Healthcare providers complain of a system prone to technical errors. Claims are often rejected for missing signatures or slight coding errors. When resubmitted, they go to the back of a queue that can take months to process, often leading to a second rejection for a different technicality.
To bridge the gap and restore trust, the SHA must:
Refine the Verification Algorithm: Differentiate between “unnecessary billing” and “clinically indicated monitoring.”
Establish a Functional Disputes Tribunal: Allow hospitals to appeal “fraud” flags with clinical evidence to ensure technical errors don’t lead to bankruptcy.
Support Non-Digital Verification: Develop alternatives for patients without mobile access to ensure the most vulnerable aren’t left behind.
Clear Legacy Debt: Prioritise paying the billions in verified arrears to give mission and private hospitals the liquidity they need to survive the transition.
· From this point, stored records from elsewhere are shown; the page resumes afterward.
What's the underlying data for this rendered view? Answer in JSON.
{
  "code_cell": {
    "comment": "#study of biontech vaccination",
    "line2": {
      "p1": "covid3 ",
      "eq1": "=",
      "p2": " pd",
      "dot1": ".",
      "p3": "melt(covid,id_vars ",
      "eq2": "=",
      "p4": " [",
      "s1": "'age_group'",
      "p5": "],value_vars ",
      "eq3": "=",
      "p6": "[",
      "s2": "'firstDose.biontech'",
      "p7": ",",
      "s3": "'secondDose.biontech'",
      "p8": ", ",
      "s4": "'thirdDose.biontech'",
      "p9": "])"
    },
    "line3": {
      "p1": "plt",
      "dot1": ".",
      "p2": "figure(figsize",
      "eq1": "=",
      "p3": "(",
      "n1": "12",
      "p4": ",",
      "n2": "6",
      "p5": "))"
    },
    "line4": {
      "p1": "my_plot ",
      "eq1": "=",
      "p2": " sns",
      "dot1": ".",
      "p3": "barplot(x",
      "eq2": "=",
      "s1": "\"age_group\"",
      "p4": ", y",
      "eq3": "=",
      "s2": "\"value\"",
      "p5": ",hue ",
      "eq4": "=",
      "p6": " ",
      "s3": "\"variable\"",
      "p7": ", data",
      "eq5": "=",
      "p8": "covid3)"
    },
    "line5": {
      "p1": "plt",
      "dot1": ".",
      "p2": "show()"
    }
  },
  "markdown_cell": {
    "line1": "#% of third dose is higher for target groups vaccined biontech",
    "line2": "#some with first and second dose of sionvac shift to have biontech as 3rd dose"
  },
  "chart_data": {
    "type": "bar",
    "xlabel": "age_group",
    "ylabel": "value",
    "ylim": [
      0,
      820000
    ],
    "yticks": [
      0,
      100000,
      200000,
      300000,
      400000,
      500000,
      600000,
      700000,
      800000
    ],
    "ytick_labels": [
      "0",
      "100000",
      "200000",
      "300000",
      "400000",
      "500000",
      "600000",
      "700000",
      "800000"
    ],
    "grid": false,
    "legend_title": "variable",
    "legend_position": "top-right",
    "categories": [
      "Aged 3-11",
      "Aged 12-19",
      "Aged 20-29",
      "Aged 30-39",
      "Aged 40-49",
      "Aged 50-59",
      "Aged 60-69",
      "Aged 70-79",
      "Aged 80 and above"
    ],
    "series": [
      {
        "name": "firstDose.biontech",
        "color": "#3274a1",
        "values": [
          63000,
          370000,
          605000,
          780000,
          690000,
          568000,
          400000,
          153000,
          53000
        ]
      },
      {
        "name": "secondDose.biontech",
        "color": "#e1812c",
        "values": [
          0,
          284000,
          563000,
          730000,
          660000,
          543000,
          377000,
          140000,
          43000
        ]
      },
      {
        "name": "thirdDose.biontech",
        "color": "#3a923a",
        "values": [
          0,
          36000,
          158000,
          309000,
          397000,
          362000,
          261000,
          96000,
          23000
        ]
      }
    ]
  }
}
The goal of the SHA is to ensure no Kenyan is one illness away from poverty. But if the fight against fraud destroys the very hospitals the patients rely on, the victory will be a hollow one. The digital tools meant to secure the system must become smarter, more empathetic, and more aligned with the messy, unpredictable work of saving lives.
Dr Madeline Iseren is a pharmacist who comments on topical medical and health issues.